How anyone could have imagined Madinat Jumeirah when they were faced at the outset with just barren desert is hard to comprehend.
It is one of the few artificially created experiences that works.
Arriving at Madinat Jumeirah you are greeted by a colourful camel announcing the international position of the emirate of Dubai in the world.
More than a shopping experience in the reconstructed old souk, an opportunity to stay in luxury, or dine or meet friends in exotic bars, Madinat Jumeirah is a clever construction of what old Dubai could be – had it not been something quite different.
Madinet Jumeirah even has its own turtle sanctuary – and a visit here is like entering into a magic land of idealized Arabian delights.
The resort has been designed to take advantage of its waterside location.
There are more than 5km (2.3miles) of artificially created waterways where traditional Emirati wooden ships are moored.
The Madinat Jumeirah wooden ships are more decorative than functional, unlike those of nearby Dubai Creek, which range from small Abras or water taxis, to sturdy sea-going freighters.
But here in the man-made waterways of Madinat Jumeirah, traditional wooden abras or water taxis (here electric powered) quietly move people around the 16 hectare (40 acre) complex.
There are luxurious hotels with marble floors gleaming coolly, while outside the temperatures sizzle.
There are stunning views towards Burj Al Arab.
The contrast of the reproduction of traditional architecture of Madinat Jumeirah and the landmark Burj Al Arab shape that is based upon a wind-filled dhow sail seems to accentuate the apparent simplicity of each.
Where Madinat Jumeirah is a reproduction of traditional architecture...
Burj Al Arab is ultra modern - a symbol of Dubai to the world.
Recreated traditional wind towers jut high above Madinat Jumeirah, with the Burj Al Arab seeming almost to hover behind them.
There is traditionally designed fretwork over windows in Madinet Jumeirah, making shades to protect against the extreme heat and glare.
Wooden pergola verandahs give a colonnade effect that draws you into welcome shade from the heat.
The arched lofty pathways of the Souk entice you in.
When I was there it was Ramadan and a Friday during prayer time.

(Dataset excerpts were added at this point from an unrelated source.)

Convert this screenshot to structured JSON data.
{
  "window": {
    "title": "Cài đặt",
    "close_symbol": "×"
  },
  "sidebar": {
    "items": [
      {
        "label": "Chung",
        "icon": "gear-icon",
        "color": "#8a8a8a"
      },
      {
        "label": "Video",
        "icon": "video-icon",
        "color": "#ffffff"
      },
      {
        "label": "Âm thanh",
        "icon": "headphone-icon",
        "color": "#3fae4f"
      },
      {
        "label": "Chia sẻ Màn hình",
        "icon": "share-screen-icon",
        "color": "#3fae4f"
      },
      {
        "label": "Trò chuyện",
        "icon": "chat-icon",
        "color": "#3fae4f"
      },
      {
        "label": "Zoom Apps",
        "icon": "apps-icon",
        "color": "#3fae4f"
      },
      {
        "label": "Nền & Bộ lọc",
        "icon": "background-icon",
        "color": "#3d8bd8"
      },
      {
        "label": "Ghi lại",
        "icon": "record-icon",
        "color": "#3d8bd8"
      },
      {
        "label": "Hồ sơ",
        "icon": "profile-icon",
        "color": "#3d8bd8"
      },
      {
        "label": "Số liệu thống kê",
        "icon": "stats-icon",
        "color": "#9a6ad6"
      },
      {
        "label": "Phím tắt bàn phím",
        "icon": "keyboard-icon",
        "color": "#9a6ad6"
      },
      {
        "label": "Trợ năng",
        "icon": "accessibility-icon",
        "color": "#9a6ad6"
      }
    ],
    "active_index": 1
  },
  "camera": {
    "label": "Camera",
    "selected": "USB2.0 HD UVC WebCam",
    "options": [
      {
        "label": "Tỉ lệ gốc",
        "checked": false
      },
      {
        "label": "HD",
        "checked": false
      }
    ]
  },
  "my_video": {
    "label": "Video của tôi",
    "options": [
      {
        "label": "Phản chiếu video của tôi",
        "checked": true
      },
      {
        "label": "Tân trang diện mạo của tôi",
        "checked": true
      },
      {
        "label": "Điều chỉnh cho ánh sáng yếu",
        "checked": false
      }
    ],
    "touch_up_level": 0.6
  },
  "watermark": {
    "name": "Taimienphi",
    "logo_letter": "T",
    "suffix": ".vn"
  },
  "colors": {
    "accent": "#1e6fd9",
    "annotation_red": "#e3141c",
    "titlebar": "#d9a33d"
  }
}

With Friday being the Holy Day – equivalent to a Christian Sunday – this meant double quietness.
Madinat Jumeirah is exotic at every turn, from its lofty glass domes…

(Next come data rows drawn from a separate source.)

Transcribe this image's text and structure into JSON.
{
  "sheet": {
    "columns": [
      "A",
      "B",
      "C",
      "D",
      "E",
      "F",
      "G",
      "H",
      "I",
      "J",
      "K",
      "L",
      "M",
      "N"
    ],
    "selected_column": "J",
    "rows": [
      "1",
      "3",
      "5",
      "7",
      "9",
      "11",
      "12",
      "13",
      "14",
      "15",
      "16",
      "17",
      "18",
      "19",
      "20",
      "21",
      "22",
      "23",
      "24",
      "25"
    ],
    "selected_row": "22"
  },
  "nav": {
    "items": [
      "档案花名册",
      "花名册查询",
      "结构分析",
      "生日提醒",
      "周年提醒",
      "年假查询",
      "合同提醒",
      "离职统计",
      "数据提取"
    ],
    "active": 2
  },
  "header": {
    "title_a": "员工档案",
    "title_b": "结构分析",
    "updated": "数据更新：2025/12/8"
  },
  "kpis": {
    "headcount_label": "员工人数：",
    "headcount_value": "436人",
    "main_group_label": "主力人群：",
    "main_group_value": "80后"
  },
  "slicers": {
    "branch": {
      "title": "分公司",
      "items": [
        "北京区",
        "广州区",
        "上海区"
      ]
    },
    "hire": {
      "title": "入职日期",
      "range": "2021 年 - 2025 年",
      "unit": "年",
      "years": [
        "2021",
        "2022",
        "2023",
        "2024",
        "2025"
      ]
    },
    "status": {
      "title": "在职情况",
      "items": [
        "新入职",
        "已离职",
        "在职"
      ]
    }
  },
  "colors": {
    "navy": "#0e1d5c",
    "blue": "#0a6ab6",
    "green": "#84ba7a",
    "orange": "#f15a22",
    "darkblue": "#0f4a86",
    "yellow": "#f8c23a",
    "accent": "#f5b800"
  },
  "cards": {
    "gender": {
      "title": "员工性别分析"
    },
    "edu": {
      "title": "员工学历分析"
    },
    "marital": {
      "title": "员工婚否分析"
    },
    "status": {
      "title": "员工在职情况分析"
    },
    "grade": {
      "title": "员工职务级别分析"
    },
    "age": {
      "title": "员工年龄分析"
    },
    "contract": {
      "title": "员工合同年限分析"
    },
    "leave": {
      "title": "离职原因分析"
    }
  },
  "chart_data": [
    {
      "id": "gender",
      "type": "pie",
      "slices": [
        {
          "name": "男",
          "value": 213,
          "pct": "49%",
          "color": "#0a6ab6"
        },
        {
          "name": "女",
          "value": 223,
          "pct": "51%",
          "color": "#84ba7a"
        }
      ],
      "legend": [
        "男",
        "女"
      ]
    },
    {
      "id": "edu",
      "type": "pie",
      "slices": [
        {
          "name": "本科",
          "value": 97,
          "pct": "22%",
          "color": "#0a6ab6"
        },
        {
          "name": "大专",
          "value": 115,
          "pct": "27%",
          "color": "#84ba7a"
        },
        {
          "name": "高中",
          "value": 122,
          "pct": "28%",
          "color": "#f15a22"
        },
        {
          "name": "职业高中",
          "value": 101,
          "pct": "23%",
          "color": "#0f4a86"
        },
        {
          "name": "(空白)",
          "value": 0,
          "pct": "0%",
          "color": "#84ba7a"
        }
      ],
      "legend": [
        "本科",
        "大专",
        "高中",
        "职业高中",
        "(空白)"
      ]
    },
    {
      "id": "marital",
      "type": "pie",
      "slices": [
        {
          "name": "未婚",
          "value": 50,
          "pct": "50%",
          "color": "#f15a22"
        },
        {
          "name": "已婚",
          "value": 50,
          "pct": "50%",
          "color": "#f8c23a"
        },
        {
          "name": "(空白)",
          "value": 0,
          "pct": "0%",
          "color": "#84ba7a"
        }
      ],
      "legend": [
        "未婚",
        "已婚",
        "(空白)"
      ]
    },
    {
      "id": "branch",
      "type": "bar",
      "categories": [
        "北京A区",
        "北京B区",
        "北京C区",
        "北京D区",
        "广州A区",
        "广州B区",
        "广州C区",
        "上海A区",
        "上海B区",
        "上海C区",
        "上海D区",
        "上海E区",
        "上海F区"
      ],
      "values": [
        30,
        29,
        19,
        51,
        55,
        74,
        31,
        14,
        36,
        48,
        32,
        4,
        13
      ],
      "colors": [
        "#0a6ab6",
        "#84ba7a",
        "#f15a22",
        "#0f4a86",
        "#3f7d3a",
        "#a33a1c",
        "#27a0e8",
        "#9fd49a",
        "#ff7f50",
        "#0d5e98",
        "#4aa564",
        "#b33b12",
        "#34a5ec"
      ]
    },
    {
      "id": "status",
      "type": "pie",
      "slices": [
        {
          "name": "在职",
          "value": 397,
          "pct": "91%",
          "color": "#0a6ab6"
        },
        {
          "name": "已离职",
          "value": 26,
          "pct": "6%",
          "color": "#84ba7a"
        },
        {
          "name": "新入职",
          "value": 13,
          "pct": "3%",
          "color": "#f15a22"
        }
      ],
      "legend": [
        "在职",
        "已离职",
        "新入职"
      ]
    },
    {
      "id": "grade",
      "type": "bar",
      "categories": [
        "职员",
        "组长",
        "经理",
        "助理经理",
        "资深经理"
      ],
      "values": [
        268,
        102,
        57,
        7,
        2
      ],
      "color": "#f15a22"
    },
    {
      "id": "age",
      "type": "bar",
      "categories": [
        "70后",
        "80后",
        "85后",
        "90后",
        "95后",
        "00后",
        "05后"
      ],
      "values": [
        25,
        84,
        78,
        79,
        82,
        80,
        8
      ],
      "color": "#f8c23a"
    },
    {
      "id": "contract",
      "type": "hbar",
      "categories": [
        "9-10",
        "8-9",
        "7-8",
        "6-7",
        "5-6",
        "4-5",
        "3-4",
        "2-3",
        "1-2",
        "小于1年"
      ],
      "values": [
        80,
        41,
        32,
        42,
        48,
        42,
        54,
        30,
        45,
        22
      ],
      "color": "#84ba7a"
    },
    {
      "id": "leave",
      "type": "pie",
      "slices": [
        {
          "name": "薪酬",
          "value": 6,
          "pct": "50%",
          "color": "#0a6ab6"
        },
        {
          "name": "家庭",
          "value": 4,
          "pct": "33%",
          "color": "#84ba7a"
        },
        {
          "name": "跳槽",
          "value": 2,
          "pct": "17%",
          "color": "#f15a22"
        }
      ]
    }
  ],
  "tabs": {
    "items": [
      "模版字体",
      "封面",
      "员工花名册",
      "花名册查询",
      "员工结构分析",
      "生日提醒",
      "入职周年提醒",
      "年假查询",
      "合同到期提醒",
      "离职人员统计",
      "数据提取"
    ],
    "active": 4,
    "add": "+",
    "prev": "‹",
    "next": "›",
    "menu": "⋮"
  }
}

…heavily patterned and decorated arches and domes…
…to the beautiful chandeliers.
The light in the Souk filters down in coolness.

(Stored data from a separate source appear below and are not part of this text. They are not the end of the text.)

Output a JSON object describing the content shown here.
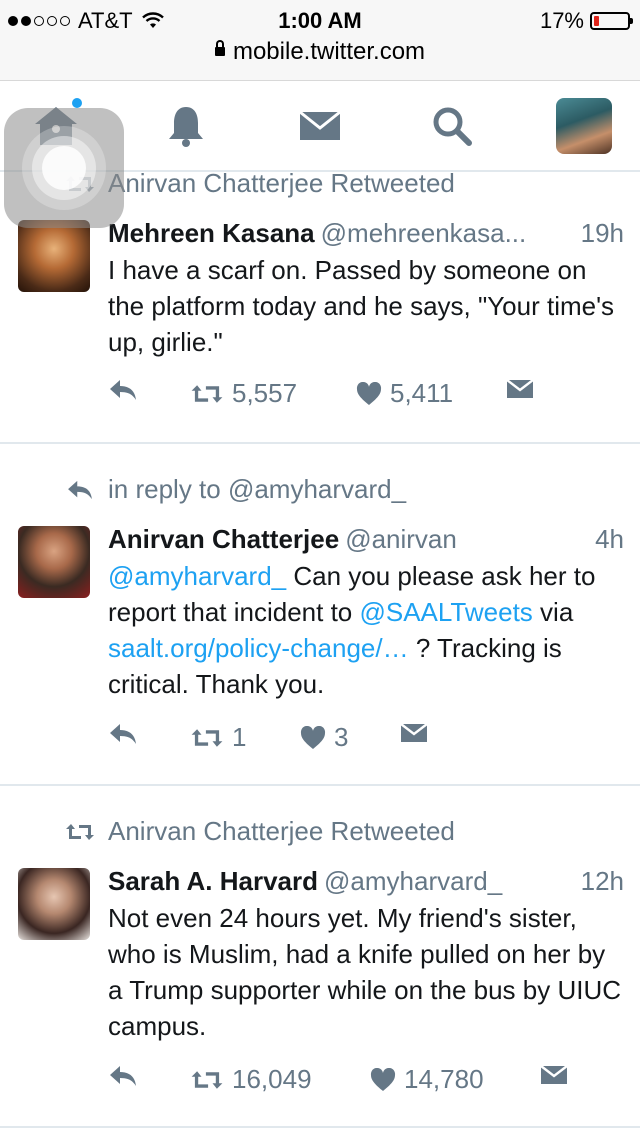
{
  "status_bar": {
    "carrier": "AT&T",
    "time": "1:00 AM",
    "battery": "17%",
    "battery_level": 0.17,
    "battery_color": "#e0251b"
  },
  "browser": {
    "url": "mobile.twitter.com"
  },
  "nav": {
    "icons": [
      "home-icon",
      "notifications-bell-icon",
      "messages-envelope-icon",
      "search-icon",
      "profile-avatar"
    ],
    "accent": "#1da1f2"
  },
  "tweets": [
    {
      "context": "Anirvan Chatterjee Retweeted",
      "name": "Mehreen Kasana",
      "handle": "@mehreenkasa...",
      "time": "19h",
      "text": "I have a scarf on. Passed by someone on the platform today and he says, \"Your time's up, girlie.\"",
      "retweets": "5,557",
      "likes": "5,411"
    },
    {
      "context": "in reply to @amyharvard_",
      "name": "Anirvan Chatterjee",
      "handle": "@anirvan",
      "time": "4h",
      "text_parts": {
        "mention1": "@amyharvard_",
        "t1": " Can you please ask her to report that incident to ",
        "mention2": "@SAALTweets",
        "t2": " via ",
        "link": "saalt.org/policy-change/…",
        "t3": " ? Tracking is critical. Thank you."
      },
      "retweets": "1",
      "likes": "3"
    },
    {
      "context": "Anirvan Chatterjee Retweeted",
      "name": "Sarah A. Harvard",
      "handle": "@amyharvard_",
      "time": "12h",
      "text": "Not even 24 hours yet. My friend's sister, who is Muslim, had a knife pulled on her by a Trump supporter while on the bus by UIUC campus.",
      "retweets": "16,049",
      "likes": "14,780"
    }
  ]
}
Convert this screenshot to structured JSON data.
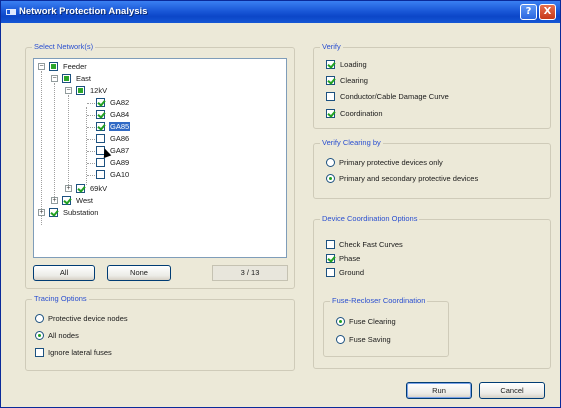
{
  "window": {
    "title": "Network Protection Analysis",
    "help_label": "?",
    "close_label": "X"
  },
  "select_network": {
    "legend": "Select Network(s)",
    "tree": {
      "feeder": "Feeder",
      "east": "East",
      "kv12": "12kV",
      "items": [
        "GA82",
        "GA84",
        "GA85",
        "GA86",
        "GA87",
        "GA89",
        "GA10"
      ],
      "selected_item": "GA85",
      "kv69": "69kV",
      "west": "West",
      "substation": "Substation"
    },
    "all_button": "All",
    "none_button": "None",
    "count": "3 / 13"
  },
  "tracing": {
    "legend": "Tracing Options",
    "protective_nodes": "Protective device nodes",
    "all_nodes": "All nodes",
    "ignore_lateral": "Ignore lateral fuses"
  },
  "verify": {
    "legend": "Verify",
    "loading": "Loading",
    "clearing": "Clearing",
    "damage_curve": "Conductor/Cable Damage Curve",
    "coordination": "Coordination"
  },
  "verify_clearing": {
    "legend": "Verify Clearing by",
    "primary_only": "Primary protective devices only",
    "primary_secondary": "Primary and secondary protective devices"
  },
  "device_coordination": {
    "legend": "Device Coordination Options",
    "check_fast": "Check Fast Curves",
    "phase": "Phase",
    "ground": "Ground"
  },
  "fuse_recloser": {
    "legend": "Fuse-Recloser Coordination",
    "fuse_clearing": "Fuse Clearing",
    "fuse_saving": "Fuse Saving"
  },
  "actions": {
    "run": "Run",
    "cancel": "Cancel"
  }
}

Although it seems quiet in Madinet Jumeirah – you might still have to watch out for camels.
The Egyptians have a proverb that:
When a slave mounts a camel
he wants to ride on both humps at once
I hadn’t previously coveted a camel, but found these soft toy versions appealing enough to invite one home.
He resides with me still: doesn't eat much and smiles continually.
My little camel is known to keep company with a small and beguiling bunny who hopped into my backpack handbag with just whiskers and ears peeping out, en route home from a project in Helsinki.
If you get lost in Madinat Jumeirah, don’t try using this reproduction of an ancient map in the ceiling to help you, for it maps an earlier Dubai Creek than that which we now enjoy.
In Madinat Jumeirah there seem to be lots of entrances…
…and quiet corners...
…where, like the birds resting on their migratory flyway which passes over the Emirates…
…you can bask in the sunshine - or better, take refreshments in the shade of one of the beautiful bars of Al Qasr.
Madinat Jumeirah is a photographers delight – with patterns everywhere – even those of the palm frond shadows.
Whether you stay in the luxurious hotels of the complex, or just stop by for a shorter visit, Madinat Jumeirah will leave you with some wonderful imagery of an idealised Old Dubai.
As the writer Terry Brooks said of his own writing:
Fantasy is the only canvas large enough
for me to paint on.
I guess if you are a land which is suddenly transformed by incredible wealth, when before the desert and its lore were all, you seek a big canvas on which to paint the fantasy of a life that may have existed only in dreams.